October 3, 2015 - 8 Comments

I recently had the pleasure of attending EuroMPI 2015, hosted by INRIA in Bordeaux, France (…hey, you should attend EuroMPI 2016 in Edinburgh, Scottland!).

I gave two mini-talks during my speaking slot, the first of which was entitled: Crazy ideas about revamping MPI_INIT and MPI_FINALIZE.

This first mini-talk is essentially a small taste of the fun kinds of discussions that we have at the MPI Forum.

In particular: there are many known limitations of MPI_INIT / MPI_FINALIZE as defined by MPI-1/2/3.  How can we overcome them?  Here’s some ideas that have been bumping around in my head for a while about MPI_INIT / MPI_FINALIZE:

Keep in mind: at this point, these are still crazy (and incomplete!) ideas.  The MPI Forum may end up using some (or none!) of them in a future version of the standard.  At this point, it’s just still talk.

If you’re interested in helping define the next generation of parallel computing, you should attend upcoming MPI Forum meetings.  The meetings are public and open to all.

In an effort to keep conversations fresh, Cisco Blogs closes comments after 60 days. Please visit the Cisco Blogs hub page for the latest content.


  1. It’s easy to solve MPI_COMM_WORLD. Just define a global MPI_SESSION_DEFAULT and get the communicator from that 😉

  2. I like how you switched from your generic slide template full of memes to one that obviously mocks overzealous corporate marketing. Oh, wait…

  3. How does one session ‘target’ another – does this become another vector in the rank/tag space? Can sessions communicate with other process-local sessions (aka loopback)?

    I think a ref counted init/finalize is immediately useful and fairly straight forward. You’re still limited by whatever threading level the first caller sets, but at least it’s discoverable. I’d also remove the limitation that you can’t init after finalize (though if init/finalize are ref counted, how do you know the last finalize was called?)

    • I amorphously referred to this in slide 23: “What are the arguments to SESSION_CREATE?” I think I said during the talk that I assumed that there would have to be a string or integer tag argument so that multiple threads invoking SESSION_CREATE concurrently could be done safely (i.e., they could match their peers in other processes and create a unique communicator safely).

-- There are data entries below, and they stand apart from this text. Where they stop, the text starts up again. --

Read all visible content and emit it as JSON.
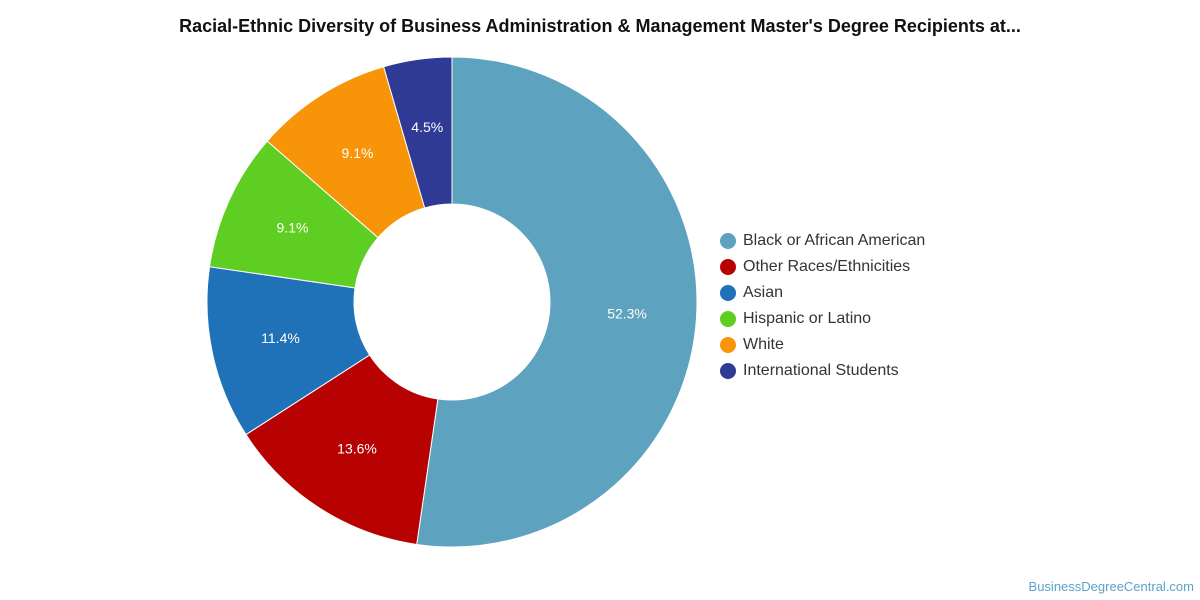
{
  "chart_data": {
    "type": "pie",
    "title": "Racial-Ethnic Diversity of Business Administration & Management Master's Degree Recipients at...",
    "hole": true,
    "legend_position": "right",
    "slices": [
      {
        "label": "Black or African American",
        "value": 52.3,
        "display": "52.3%",
        "color": "#5da2be"
      },
      {
        "label": "Other Races/Ethnicities",
        "value": 13.6,
        "display": "13.6%",
        "color": "#b80202"
      },
      {
        "label": "Asian",
        "value": 11.4,
        "display": "11.4%",
        "color": "#1f72b8"
      },
      {
        "label": "Hispanic or Latino",
        "value": 9.1,
        "display": "9.1%",
        "color": "#5fce23"
      },
      {
        "label": "White",
        "value": 9.1,
        "display": "9.1%",
        "color": "#f79408"
      },
      {
        "label": "International Students",
        "value": 4.5,
        "display": "4.5%",
        "color": "#2e3a94"
      }
    ]
  },
  "watermark": "BusinessDegreeCentral.com"
}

      If you don’t do something like this, having only a single session wouldn’t be super-useful — it would be effectively the same as the current INIT / FINALIZE scheme.

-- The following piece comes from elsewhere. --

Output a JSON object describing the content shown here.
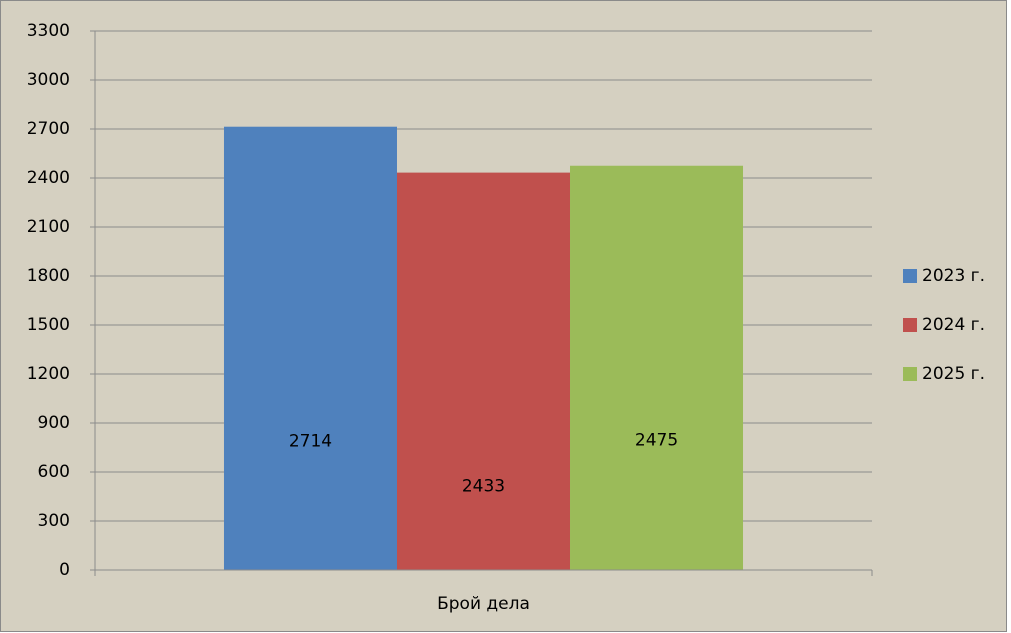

  4. IMO the root of all these problems is that the MPI standard is based on a lot of magic global state, and thus libraries that use MPI do not compose.

    The right way to fix this is to kill this global state.

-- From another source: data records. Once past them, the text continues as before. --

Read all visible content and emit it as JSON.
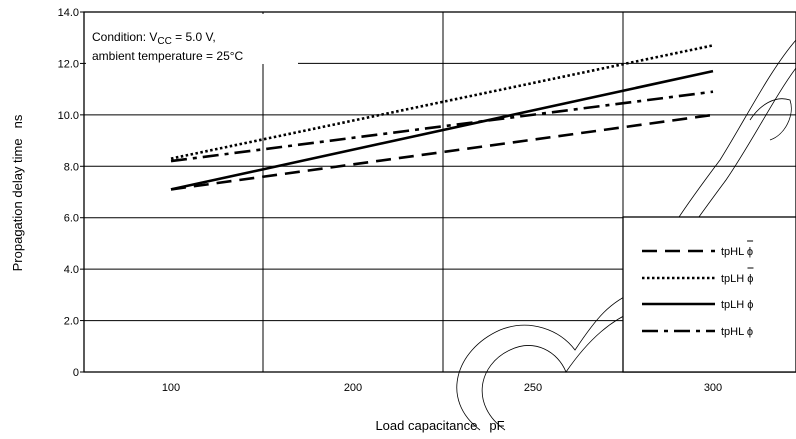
{
  "chart_data": {
    "type": "line",
    "xlabel": "Load capacitance",
    "xunit": "pF",
    "ylabel": "Propagation delay time",
    "yunit": "ns",
    "x_ticks": [
      100,
      200,
      250,
      300
    ],
    "y_ticks": [
      "0",
      "2.0",
      "4.0",
      "6.0",
      "8.0",
      "10.0",
      "12.0",
      "14.0"
    ],
    "ylim": [
      0,
      14
    ],
    "grid": true,
    "condition": {
      "line1_prefix": "Condition: V",
      "line1_sub": "CC",
      "line1_suffix": " = 5.0 V,",
      "line2": "ambient temperature = 25°C"
    },
    "legend_placement": "bottom-right",
    "series": [
      {
        "name": "tpHL",
        "phi": "ϕ",
        "phi_bar": true,
        "style": "dashed",
        "x": [
          100,
          300
        ],
        "y": [
          7.1,
          10.0
        ]
      },
      {
        "name": "tpLH",
        "phi": "ϕ",
        "phi_bar": true,
        "style": "dotted",
        "x": [
          100,
          300
        ],
        "y": [
          8.3,
          12.7
        ]
      },
      {
        "name": "tpLH",
        "phi": "ϕ",
        "phi_bar": false,
        "style": "solid",
        "x": [
          100,
          300
        ],
        "y": [
          7.1,
          11.7
        ]
      },
      {
        "name": "tpHL",
        "phi": "ϕ",
        "phi_bar": false,
        "style": "dashdot",
        "x": [
          100,
          300
        ],
        "y": [
          8.2,
          10.9
        ]
      }
    ]
  }
}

    That would mean allowing a single MPI_Session per process, and recommending libraries that use MPI that they should take a pointer/reference/… of this single MPI session instead of creating it by themselves (which is akin to calling Init/FInalize).

    • I’m afraid I don’t understand one part of your comment: why only allow one MPI_Session? Isn’t that the equivalent of global state (albeit explicit)? The idea is that the MPI library can use the MPI_Session to stash whatever per-entity state is required on the session (I don’t think it will ever be possible to 100% eliminate all of the global state — some of it relates to the hardware, the OS, …etc.). In this way, each entity can have it’s own private state (or at least, as much private state as possible — excluding whatever global state must remain global).

      • > Isn’t that the equivalent of global state (albeit explicit)?

        Yes, I’d just rather have it be explicit instead of implicit. Making all the state of MPI explicit has some advantages.

        For example the MPI standard could say “all MPI functions are thread unsafe, users can call them from different threads, but only from one thread at a time”. That way people that don’t need multi-threaded support don’t pay for it, those who need it can choose which kind of support they need (since the state is explicit they can decide how they want to synchronize access to it, e.g. via a mutex, timed mutex, …), and MPI implementations wouldn’t have to deal with it.

        One could also use this tho build communication libraries on top of MPI that e.g. use a thread pool to handle progress of asynchronous task.

    • Libraries that use MPI compose beautifully, so long as they are compiled against the same MPI implementation. It’s important to understand the difference between composability via the API and ABI compatibility. Like C++ and Fortran, MPI has implementation-specific quirks. Not everything can be as amazing as C (which provides ABI compatibility).